Aku mengiyakan saja ucapan laki-laki bertubuh tinggi besar itu.
"Deal?" Radit menatap Robin dan aku dengan bergantian. "kalau gitu gue sama Sasta mau balik dulu, deh. Masih banyak kerjaan di barbershop," pamitnya buru-buru. Gayanya sudah seperti orang sibuk sungguhan saja.
"Kok buru-buru? Nggak mau mampir minum jus dulu?" tawar Robin sambil menunjuk ke belakang dengan jari jempolnya. Mungkin di balik pintu belakang minimarket itu ada sebuah ruangan khusus atau semacamnya untuk istirahat karyawan. Entahlah.
Tapi Radit menggelengkan kepalanya dengan gerakan tegas.
"Thanks banget, tapi beneran gue harus balik sekarang. Mungkin lain kali gue bisa mampir lagi," tolak Radit seraya menderaikan sebaris tawa renyah.
"Oke, oke." Robin ikut tertawa. "hati-hati di jalan." Laki-laki itu kembali menjabat tangan Radit dengan gaya sok akrab. Tapi ia sama sekali tidak menjabat tanganku.
Aku mendahului langkah Radit keluar dari minimarket Go Fresh dengan hati mendongkol.
"Kenapa kita nggak mampir dulu sebentar tadi? Gue haus, tahu nggak?" protesku setelah berhasil duduk di atas jok sebelah kemudi.
"Gue nggak!" cengir Radit sengaja ingin mengerjaiku lagi. Seperti biasa.
"Sialan!" makiku sambil melayangkan kepalan tinju ke pundaknya. "beliin gue minum ntar," paksaku kemudian.
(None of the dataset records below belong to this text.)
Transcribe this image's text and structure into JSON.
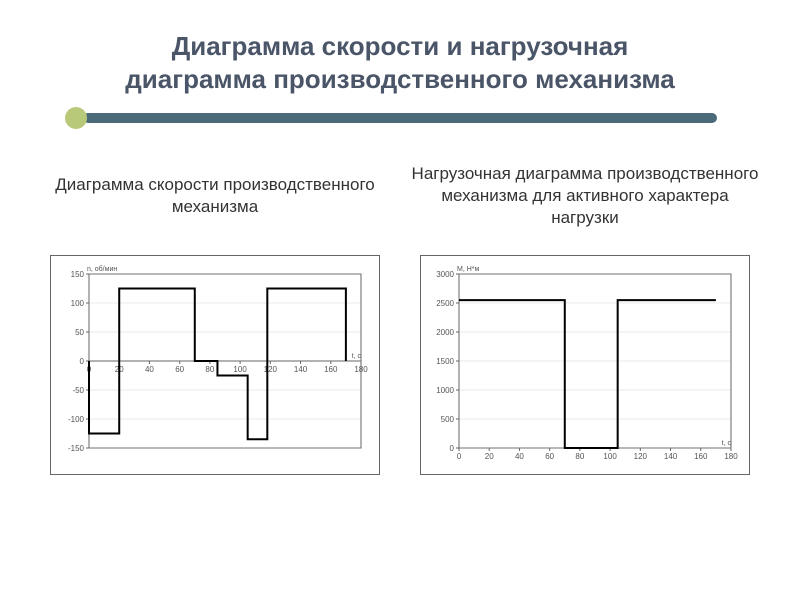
{
  "title_line1": "Диаграмма скорости и нагрузочная",
  "title_line2": "диаграмма производственного механизма",
  "left": {
    "subtitle": "Диаграмма скорости производственного механизма",
    "chart": {
      "type": "step-line",
      "xlim": [
        0,
        180
      ],
      "ylim": [
        -150,
        150
      ],
      "xticks": [
        0,
        20,
        40,
        60,
        80,
        100,
        120,
        140,
        160,
        180
      ],
      "yticks": [
        -150,
        -100,
        -50,
        0,
        50,
        100,
        150
      ],
      "y_unit": "n, об/мин",
      "x_unit": "t, с",
      "line_color": "#000000",
      "line_width": 2,
      "grid_color": "#999999",
      "border_color": "#666666",
      "points": [
        [
          0,
          0
        ],
        [
          0,
          -125
        ],
        [
          20,
          -125
        ],
        [
          20,
          125
        ],
        [
          70,
          125
        ],
        [
          70,
          0
        ],
        [
          85,
          0
        ],
        [
          85,
          -25
        ],
        [
          105,
          -25
        ],
        [
          105,
          -135
        ],
        [
          118,
          -135
        ],
        [
          118,
          125
        ],
        [
          170,
          125
        ],
        [
          170,
          0
        ]
      ]
    }
  },
  "right": {
    "subtitle": "Нагрузочная диаграмма производственного механизма для активного характера нагрузки",
    "chart": {
      "type": "step-line",
      "xlim": [
        0,
        180
      ],
      "ylim": [
        0,
        3000
      ],
      "xticks": [
        0,
        20,
        40,
        60,
        80,
        100,
        120,
        140,
        160,
        180
      ],
      "yticks": [
        0,
        500,
        1000,
        1500,
        2000,
        2500,
        3000
      ],
      "y_unit": "M, Н*м",
      "x_unit": "t, с",
      "line_color": "#000000",
      "line_width": 2,
      "grid_color": "#999999",
      "border_color": "#666666",
      "points": [
        [
          0,
          2550
        ],
        [
          70,
          2550
        ],
        [
          70,
          0
        ],
        [
          105,
          0
        ],
        [
          105,
          2550
        ],
        [
          170,
          2550
        ]
      ]
    }
  }
}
"Di barbershop ada air segalon tuh," timpal Radit datar. Laki-laki itu menjalankan mobilnya pelan-pelan keluar dari halaman minimarket Go Fresh.
Fuuhh. Males gue jawabnya.
Aku diam dan tak menyambung perdebatan di antara kami. Lebih baik melihat pemandangan jalan daripada sibuk meladeni si bawel itu.